Усталось сковывала «недалекого»: вдруг и екаи ему показались скучнейшими на свете существами, от чего хотелось «Куми» к истокам глаза закатить, и что-то катаны ему сделались не нтересными, потому как блеск их не затмевал девичьей красоты, не потертой даже тяжелой работой без единого выходного — но на любой комплимент Дзанко долго не таяла и на каждом слове долго не останавливалась, потому как после седьмой рюмки не требовалось от нее звонкого смущения и показного трепета.
Волосы, высвободившиеся из старенькой деревянной заколки, какую передали ей из жалости одни из старших девушек, находившихся под попечительством Хозяйки, заиграли на лампадном свете отливом благородного черного ворона; Юширо-Кайто раскрыл затекшие челюсти со скопившейся в уголках слюною, зарделся красками грешника, преисполнился «мужского». Все, перед ним представшее, казалось больною фантазией: не могли девичьи локоны раскрыться в разные стороны, не могла она повернуться головою на все сто восемьдесят математических градусов, не мог вдруг на ее затылке появиться шепчущий неправедные небылицы разинутый рот; но для Дзанко упавшее иссохшее тело, которое и до того красотою не отличалось, было явлением вполне обыденным и реальным.

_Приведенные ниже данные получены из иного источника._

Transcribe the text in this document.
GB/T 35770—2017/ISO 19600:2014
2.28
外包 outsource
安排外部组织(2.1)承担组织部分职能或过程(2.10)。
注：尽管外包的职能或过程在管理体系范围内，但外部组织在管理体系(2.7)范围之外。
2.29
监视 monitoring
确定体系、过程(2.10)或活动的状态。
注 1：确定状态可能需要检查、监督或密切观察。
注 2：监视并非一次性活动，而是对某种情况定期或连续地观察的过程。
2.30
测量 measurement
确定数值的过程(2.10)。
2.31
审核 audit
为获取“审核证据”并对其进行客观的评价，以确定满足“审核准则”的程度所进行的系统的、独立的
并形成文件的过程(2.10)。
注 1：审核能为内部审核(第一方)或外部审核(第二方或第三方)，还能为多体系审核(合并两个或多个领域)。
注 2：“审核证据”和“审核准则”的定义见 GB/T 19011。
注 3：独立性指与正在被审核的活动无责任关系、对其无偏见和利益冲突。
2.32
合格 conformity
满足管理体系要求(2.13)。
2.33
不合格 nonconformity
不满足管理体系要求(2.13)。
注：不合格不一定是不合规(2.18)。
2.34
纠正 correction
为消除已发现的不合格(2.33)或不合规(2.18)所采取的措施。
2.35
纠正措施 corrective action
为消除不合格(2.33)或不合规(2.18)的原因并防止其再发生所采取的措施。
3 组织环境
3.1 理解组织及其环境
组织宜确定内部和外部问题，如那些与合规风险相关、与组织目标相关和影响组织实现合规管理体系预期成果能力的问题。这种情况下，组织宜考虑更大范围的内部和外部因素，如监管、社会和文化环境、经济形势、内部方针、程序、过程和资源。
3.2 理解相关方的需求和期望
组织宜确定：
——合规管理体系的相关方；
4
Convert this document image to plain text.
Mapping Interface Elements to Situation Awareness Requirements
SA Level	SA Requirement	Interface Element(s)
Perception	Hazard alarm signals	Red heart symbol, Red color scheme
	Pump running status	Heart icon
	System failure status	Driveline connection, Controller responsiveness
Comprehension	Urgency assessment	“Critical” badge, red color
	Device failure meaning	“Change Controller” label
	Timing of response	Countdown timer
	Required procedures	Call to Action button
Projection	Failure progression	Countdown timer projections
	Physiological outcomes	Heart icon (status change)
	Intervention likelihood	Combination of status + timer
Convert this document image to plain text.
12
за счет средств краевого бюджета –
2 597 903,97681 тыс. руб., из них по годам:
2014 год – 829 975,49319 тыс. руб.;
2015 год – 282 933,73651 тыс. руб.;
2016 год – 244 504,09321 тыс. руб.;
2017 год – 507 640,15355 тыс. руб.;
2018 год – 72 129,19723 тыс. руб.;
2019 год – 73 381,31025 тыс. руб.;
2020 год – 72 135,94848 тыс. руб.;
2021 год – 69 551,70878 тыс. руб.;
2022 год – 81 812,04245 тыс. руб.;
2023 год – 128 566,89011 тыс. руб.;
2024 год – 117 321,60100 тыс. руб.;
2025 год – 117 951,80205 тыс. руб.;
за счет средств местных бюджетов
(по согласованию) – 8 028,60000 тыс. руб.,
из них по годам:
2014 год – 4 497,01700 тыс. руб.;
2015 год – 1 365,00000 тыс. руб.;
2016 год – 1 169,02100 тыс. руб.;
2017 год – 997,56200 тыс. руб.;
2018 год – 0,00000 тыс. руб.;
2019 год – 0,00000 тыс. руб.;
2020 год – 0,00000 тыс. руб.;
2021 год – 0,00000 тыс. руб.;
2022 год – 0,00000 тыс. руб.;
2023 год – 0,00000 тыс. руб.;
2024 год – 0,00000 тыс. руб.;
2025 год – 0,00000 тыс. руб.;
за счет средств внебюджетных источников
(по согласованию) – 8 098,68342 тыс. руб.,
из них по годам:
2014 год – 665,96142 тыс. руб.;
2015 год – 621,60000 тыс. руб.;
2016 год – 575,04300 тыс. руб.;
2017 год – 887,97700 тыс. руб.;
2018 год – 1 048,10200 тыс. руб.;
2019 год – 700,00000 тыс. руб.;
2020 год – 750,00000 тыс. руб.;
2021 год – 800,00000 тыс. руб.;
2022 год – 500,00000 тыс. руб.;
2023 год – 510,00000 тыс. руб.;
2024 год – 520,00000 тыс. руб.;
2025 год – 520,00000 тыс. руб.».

— Помолчи хоть секунду, я и так тебя покормила, — выругалась «Куми», туго, со всем натяжением складывая волосы в хвост и тут же собирая их в пучек, заколотый на макушке; все возмущения вредителя, отлкладывающего личины на дне ее желудка, она пропустила мимо, расправляя затекшие от долгой неудобной позы плечи и похрустывая человеческими костями: этот звук слабых тел всегда был для нее лучшей симфонией, чем их бессвязные любовные речи, всегда грязные и лживые.
По ночам в купальнах зепрещалось задерживаться надодго и издавать хоть малейший шум: только Хозяйка имела право проводить там зимние холода, обогревая горными водами: потому Дзанко наскоро ополоснула руки, ключицы и шею — те места, куда упал чужой огляд, где пробыл долее одного мгновения, куда норовились пуститься в прогулку скрученные пальцы. «Куми» не исповедовала чистой благоклонности: потому, подумавши с минуту, подгоняемая шепотом со скутанного затылка, без зазрения неприсущей совести плюнула на ремень, снятый с незванника и бросила в обрыв близ двора, обвитого комплексом бань; рот на затылке облизнулся, да язык только лишь обмочил волосы, отчего «Куми» начала их похлопывать, слушая сдавленные всхлипы. «Прощание» ее с очередным неизвестным было недолгим и вымученно официальным, будто обязывалась она чем-то перед глубинами, ее на свет породившими: о посетителях ее никто потом не вспоминал украдкою, когда проходило в гостевой суматохе несколько быстрых дней, и мало кто горевал о тех, кто не отличался приятностью: даже лицемерные воздыхания не длились больше нескольких секунд, сменяясь тут же расспросами, когда наконец к столу подадут закуски и саке — подобием официантки всегда выступала Дзанко.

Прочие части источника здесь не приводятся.